A second reason we may become cast is just because we are carrying around too much wool. We may be clinging to the accumulation of things and the pursuit of earthly desires and pleasures that weigh, drag and hold us down. In this case, the Good Shepherd may have to shear us to free and keep us from becoming cast by the weight of our own self-centeredness.
Sheep do not enjoy the shearing process. They kick and struggle, getting a few scrapes and cuts. It is also a lot of work for the shepherd, but occasionally it must be done. This is usually not a pleasant process but it sure brings relief when we are free from all the worries.
Another reason is because our fleece gets burdened down by mud, manure, burrs and other debris. This is when we succumb to our temptations and fall into willful sin. This may be the easiest to see, but it is often the most hurtful and the hardest to overcome. But even then, the Good Shepherd will take us in hand and apply the cutting edge of His sword – the Word of God – that pierces our soul, brings us to repentance and frees us from the sin that weighs us down. This too can be unpleasant, but what a restoration!
Many people have the misconception that when a child of God falls, frustrated, helpless and in a spiritual dilemma, God becomes disgusted, angry and fed up. The fact is that this is not accurate. We see God’s heart in this matter when we realize He sent Jesus to be our Shepherd. He has the same identical concern and compassion a good shepherd has for a cast sheep. He comes quickly and eagerly, ready to help, to forgive, to save and to restore. All we have to do is surrender and cooperate in His restoration process.

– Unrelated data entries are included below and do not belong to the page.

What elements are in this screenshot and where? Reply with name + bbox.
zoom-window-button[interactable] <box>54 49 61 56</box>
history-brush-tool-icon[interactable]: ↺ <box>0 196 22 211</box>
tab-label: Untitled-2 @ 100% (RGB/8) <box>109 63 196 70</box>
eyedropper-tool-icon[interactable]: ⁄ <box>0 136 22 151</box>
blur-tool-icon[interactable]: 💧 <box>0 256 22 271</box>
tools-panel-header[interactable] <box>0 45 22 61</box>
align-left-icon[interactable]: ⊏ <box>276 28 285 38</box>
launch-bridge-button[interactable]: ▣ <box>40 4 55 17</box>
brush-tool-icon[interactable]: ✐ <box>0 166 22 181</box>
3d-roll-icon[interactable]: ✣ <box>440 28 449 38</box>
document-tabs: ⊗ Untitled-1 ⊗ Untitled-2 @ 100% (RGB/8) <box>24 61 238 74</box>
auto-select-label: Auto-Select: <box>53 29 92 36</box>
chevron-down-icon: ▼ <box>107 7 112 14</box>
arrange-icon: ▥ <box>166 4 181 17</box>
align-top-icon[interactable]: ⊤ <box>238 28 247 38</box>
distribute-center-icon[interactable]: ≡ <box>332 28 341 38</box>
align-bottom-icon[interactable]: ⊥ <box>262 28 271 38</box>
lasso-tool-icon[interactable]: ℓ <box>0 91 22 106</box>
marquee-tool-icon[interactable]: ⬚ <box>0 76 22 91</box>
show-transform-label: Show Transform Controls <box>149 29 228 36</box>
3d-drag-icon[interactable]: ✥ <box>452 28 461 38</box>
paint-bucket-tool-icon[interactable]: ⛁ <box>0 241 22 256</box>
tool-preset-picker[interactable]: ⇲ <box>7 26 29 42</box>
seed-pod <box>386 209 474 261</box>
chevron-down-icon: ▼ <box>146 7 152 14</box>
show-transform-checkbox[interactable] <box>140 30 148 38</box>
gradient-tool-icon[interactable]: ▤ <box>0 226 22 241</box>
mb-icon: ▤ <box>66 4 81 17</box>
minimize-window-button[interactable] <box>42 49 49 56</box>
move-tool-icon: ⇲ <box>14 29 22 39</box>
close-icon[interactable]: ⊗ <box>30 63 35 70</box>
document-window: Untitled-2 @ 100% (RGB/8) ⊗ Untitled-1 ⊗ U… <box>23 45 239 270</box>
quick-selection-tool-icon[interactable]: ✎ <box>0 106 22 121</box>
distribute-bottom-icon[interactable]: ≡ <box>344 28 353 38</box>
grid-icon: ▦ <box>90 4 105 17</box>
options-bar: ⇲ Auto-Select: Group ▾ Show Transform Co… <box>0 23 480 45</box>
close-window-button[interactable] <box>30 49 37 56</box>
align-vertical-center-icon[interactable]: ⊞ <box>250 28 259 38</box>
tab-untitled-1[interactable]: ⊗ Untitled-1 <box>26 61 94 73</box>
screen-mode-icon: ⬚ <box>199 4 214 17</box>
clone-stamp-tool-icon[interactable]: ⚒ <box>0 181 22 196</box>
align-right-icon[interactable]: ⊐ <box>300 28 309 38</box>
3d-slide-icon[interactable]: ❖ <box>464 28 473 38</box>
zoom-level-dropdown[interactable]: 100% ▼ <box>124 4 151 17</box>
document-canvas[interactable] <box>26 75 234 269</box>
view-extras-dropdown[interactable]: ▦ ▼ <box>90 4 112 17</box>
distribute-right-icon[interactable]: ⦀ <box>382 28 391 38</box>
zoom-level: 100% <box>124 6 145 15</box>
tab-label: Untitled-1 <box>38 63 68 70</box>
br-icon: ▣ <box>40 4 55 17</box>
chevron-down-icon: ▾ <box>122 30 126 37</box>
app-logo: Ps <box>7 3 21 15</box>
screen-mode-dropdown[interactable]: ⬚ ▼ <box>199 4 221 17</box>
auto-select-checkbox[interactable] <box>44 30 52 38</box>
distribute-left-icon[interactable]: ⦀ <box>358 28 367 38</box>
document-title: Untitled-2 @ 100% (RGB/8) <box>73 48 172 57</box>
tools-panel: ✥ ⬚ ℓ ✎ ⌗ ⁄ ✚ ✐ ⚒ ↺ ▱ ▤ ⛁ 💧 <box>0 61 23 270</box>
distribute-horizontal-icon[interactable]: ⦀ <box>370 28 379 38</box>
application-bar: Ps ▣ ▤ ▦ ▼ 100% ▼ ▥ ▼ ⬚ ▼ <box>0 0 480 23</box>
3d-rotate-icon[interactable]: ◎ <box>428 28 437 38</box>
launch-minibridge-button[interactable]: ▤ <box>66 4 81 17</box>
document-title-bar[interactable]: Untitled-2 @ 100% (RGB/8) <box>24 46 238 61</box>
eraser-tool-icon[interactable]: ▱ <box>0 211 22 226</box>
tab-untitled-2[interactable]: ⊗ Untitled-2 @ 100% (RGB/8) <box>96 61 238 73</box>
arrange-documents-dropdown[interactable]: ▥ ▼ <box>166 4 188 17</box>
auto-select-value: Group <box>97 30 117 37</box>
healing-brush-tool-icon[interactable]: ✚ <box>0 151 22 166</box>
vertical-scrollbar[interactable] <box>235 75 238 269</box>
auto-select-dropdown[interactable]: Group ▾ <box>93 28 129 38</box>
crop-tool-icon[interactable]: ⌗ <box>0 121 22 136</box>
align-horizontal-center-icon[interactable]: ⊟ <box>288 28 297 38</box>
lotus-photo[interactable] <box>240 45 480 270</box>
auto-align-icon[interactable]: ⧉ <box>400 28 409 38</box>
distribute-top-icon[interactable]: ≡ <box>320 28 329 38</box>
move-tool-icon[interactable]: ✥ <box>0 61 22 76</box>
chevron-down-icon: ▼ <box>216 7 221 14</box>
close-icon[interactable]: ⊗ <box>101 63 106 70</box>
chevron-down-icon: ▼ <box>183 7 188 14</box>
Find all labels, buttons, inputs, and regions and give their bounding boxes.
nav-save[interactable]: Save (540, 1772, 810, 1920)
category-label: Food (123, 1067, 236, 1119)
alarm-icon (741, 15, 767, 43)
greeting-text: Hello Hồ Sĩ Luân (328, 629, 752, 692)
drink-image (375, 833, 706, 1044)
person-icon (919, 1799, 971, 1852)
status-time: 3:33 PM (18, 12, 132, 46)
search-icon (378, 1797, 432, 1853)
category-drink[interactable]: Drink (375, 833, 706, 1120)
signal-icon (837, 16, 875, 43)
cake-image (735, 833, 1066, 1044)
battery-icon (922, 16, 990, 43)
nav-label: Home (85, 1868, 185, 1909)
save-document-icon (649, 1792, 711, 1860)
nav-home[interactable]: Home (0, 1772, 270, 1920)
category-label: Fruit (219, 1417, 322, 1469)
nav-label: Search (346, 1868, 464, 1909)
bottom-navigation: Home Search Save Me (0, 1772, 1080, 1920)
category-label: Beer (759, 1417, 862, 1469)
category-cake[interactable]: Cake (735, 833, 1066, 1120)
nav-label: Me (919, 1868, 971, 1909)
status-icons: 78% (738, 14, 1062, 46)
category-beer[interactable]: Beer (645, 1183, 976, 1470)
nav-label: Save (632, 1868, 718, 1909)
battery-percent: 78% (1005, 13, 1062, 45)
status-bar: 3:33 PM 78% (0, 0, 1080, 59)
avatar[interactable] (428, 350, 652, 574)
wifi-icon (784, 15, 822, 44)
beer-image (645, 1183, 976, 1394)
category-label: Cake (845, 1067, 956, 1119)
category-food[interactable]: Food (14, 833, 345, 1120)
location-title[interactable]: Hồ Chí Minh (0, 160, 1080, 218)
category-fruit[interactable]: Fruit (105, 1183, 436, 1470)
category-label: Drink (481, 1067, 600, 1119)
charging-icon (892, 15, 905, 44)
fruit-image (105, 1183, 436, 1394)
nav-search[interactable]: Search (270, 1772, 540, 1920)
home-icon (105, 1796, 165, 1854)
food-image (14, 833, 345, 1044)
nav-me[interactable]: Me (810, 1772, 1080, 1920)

This is why David said in Psalm 23, "The Lord is MY shepherd; I shall not want. He makes me to lie down in green pastures; He leads me beside the still waters. He restores my soul; He leads me in the paths of righteousness for His name’s sake ...." David knew what it was to be cast and what it was to be restored by the Good Shepherd! He learned his Shepherd would always be looking out for him. If ever he fell, the Good Shepherd would seek him out to restore him. All he had to do and all we have to do is cooperate with our Shepherd and allow Him to do in our lives whatever He needs to do so we can be fully restored in our relationship with Him, with others and even with ourselves.